As for whether or not consciousness is computable, I am very leery of any argument that asserts (explicitly or implicitly) some fundamental difference between our brains and a general computing paradigm (ex. Turing machines, the Lambda calculus). I think that every single instruction or ‘step’ ever performed by any human-made computing device can be done by a human. That isn’t to say that computers can do everything we can, far from it! Rather, I think it shows that our minds or consciousnesses encompass every possible elementary operation for every computing machine conceived by humans, real or imagined.
TL;DR : Our minds are a set that includes the entirety of any model of ‘universal’ computation we’ve successfully described.
I’m going to go out on a limb and claim that no problem shown to be uncomputable for a universal model of computation is computable for our minds. I think if this were not the case, it would be obvious that the ‘universal model’ of computation was lacking, and could be extended in some fashion by the manner in which a human mind showed an uncomputable problem to be computable. I suspect that a closer reading of Godel’s incompleteness theorems could both support this and bite me in the ass.

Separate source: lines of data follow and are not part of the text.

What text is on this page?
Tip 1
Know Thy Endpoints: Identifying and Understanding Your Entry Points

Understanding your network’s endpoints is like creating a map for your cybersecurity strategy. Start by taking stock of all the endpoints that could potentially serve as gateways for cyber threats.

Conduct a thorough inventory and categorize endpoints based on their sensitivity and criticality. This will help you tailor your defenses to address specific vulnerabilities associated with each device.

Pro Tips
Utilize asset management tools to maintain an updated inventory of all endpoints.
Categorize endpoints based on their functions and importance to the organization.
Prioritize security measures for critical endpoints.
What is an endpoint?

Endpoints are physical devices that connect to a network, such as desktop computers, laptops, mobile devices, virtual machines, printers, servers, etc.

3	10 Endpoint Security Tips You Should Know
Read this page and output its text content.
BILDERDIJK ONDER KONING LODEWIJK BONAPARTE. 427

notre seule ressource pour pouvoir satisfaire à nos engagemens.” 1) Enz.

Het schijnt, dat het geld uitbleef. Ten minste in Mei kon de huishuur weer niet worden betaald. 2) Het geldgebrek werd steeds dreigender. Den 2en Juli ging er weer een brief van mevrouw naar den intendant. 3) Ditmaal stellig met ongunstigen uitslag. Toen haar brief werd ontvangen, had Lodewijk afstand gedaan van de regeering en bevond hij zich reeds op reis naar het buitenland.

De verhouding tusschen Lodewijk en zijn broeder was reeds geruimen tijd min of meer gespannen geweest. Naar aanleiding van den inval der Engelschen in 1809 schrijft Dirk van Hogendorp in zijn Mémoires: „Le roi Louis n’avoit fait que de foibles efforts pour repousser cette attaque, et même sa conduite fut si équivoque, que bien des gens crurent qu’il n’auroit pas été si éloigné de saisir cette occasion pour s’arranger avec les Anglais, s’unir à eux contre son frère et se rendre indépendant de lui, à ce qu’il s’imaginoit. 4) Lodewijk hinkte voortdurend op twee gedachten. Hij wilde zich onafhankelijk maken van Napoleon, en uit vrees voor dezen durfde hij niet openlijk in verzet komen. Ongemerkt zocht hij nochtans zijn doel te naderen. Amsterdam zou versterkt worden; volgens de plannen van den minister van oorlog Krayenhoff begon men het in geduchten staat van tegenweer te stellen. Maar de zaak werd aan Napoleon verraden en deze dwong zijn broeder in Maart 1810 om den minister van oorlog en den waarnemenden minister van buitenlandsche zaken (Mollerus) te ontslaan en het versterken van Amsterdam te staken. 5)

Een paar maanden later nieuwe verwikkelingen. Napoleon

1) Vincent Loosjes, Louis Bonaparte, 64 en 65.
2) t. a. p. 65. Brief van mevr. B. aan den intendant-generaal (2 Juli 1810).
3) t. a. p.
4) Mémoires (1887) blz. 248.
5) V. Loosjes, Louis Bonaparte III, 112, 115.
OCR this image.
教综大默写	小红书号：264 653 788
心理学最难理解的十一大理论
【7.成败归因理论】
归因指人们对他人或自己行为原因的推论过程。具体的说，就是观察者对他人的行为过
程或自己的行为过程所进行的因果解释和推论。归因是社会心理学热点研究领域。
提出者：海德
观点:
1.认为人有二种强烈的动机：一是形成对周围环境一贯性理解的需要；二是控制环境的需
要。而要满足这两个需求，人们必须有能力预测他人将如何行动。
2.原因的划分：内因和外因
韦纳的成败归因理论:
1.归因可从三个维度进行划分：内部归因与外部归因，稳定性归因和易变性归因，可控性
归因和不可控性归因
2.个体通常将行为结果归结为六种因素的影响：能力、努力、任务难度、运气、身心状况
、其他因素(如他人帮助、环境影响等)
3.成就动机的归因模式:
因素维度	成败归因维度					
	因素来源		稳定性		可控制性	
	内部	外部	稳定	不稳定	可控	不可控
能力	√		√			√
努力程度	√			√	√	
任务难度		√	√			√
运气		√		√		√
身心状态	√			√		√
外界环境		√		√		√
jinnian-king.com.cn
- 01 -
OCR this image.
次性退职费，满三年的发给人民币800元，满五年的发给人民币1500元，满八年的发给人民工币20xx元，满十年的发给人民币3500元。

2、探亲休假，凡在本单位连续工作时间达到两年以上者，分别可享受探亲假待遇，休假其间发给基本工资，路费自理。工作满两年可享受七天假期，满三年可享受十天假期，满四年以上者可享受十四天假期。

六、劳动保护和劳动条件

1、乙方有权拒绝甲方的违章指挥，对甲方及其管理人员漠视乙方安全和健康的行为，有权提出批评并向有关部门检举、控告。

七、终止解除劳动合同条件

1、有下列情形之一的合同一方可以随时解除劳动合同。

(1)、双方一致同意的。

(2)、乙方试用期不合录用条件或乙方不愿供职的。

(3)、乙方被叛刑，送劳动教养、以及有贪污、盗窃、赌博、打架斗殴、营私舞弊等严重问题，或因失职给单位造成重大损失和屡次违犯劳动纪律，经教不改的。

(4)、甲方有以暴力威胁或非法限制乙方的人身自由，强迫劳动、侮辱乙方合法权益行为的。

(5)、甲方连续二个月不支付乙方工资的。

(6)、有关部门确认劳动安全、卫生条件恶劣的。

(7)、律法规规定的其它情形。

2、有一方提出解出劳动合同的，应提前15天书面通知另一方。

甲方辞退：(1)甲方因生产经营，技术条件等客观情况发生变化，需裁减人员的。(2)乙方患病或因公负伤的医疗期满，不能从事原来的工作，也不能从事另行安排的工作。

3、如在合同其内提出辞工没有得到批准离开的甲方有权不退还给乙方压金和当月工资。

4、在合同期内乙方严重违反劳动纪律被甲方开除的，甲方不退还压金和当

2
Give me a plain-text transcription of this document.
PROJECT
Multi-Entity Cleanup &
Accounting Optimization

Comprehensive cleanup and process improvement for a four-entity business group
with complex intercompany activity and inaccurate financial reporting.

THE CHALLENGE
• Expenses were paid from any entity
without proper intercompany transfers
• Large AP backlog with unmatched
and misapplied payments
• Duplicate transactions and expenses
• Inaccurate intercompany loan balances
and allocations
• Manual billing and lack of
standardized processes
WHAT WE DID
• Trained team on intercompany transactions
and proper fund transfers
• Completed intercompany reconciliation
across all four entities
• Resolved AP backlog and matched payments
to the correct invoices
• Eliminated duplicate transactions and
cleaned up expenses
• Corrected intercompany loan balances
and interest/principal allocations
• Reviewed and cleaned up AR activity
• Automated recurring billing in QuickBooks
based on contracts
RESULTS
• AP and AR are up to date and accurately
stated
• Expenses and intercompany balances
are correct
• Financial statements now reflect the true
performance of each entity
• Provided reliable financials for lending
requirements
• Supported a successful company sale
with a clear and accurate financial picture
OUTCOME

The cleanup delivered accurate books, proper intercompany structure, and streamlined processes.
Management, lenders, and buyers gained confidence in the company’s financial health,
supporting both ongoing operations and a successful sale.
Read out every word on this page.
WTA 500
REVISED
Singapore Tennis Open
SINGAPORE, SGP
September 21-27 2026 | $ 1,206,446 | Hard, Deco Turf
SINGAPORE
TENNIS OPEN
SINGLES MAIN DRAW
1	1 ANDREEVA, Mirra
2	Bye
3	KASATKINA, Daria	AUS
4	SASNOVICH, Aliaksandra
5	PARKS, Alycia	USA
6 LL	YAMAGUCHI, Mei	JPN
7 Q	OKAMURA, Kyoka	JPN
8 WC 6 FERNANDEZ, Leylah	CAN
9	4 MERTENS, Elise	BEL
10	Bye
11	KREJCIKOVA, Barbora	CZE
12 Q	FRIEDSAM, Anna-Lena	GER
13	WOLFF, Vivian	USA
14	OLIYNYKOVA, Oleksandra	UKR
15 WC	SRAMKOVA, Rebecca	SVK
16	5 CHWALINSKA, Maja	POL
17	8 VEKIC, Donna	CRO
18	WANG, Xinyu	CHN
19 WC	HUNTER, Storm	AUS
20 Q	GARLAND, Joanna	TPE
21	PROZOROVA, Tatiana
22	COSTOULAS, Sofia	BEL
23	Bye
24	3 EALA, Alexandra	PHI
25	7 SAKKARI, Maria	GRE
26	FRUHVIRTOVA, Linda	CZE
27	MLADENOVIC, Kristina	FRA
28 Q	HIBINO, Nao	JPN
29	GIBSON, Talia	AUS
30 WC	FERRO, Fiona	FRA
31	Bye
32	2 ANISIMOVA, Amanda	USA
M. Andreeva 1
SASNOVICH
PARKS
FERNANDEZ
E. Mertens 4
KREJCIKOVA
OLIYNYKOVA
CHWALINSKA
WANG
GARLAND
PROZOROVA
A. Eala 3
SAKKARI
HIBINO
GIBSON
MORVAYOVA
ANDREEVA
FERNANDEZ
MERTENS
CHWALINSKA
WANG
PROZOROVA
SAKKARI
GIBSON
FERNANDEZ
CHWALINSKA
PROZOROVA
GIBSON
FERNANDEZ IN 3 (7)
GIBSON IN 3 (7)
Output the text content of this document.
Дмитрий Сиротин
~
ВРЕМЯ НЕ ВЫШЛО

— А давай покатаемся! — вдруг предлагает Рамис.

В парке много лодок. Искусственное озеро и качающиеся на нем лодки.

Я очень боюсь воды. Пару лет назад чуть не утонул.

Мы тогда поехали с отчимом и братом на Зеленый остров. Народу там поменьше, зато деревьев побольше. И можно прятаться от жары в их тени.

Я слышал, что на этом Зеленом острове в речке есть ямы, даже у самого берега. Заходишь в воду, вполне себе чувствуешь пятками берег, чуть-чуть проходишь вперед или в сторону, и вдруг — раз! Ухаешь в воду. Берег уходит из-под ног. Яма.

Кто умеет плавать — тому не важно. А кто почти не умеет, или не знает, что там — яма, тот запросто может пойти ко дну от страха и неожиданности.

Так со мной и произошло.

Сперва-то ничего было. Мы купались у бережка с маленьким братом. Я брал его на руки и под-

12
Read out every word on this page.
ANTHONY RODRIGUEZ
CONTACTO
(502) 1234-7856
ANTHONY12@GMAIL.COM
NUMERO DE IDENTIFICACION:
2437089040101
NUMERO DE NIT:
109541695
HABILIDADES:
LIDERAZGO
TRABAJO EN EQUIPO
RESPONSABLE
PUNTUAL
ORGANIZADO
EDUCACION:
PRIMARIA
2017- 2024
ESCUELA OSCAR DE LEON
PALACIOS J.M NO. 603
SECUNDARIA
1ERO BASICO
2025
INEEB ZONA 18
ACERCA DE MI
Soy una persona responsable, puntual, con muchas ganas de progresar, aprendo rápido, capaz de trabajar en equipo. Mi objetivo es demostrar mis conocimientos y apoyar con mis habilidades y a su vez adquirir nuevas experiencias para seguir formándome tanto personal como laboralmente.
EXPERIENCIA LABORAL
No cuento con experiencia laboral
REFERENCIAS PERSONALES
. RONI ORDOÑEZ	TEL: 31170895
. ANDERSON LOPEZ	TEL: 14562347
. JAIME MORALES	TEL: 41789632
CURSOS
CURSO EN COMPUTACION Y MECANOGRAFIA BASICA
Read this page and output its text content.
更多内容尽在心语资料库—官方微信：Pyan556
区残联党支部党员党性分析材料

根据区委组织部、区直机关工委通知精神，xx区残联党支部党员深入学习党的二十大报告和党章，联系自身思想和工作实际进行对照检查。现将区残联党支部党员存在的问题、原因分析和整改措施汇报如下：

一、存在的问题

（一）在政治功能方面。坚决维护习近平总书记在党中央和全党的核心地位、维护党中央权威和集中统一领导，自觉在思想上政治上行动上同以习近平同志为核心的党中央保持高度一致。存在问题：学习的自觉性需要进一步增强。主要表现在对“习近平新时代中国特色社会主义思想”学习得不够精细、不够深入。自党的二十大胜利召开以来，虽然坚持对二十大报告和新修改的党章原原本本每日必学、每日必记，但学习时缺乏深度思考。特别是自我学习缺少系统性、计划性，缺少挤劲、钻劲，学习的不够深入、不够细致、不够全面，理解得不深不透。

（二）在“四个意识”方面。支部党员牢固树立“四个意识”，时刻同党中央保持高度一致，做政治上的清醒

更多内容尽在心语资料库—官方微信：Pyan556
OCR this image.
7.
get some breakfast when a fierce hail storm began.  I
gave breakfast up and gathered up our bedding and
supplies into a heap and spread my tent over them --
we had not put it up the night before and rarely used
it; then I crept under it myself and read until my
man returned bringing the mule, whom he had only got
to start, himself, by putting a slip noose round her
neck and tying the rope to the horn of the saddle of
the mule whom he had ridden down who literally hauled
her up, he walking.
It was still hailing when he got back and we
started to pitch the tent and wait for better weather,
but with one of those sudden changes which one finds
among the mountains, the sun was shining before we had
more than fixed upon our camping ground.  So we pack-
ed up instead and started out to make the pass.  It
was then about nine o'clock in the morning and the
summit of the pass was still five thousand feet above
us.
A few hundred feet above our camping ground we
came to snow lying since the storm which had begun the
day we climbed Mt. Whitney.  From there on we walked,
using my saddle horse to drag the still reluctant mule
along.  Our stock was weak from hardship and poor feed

Basically, the fact that we have always been able to do things with our minds that computers cannot (or couldn’t always) is not proof that we cannot be simulated by a computer. In support, I would loosely reference the Time Hierarchy theorem and a twisted form of the Halting Problem: If a Turing machine can compute more things given more time, is there always a point in your observation of such a TM where you may accurately state a problem your mind can solve that the TM cannot? Well, you can never finish knowing what the TM can compute in more time, can you?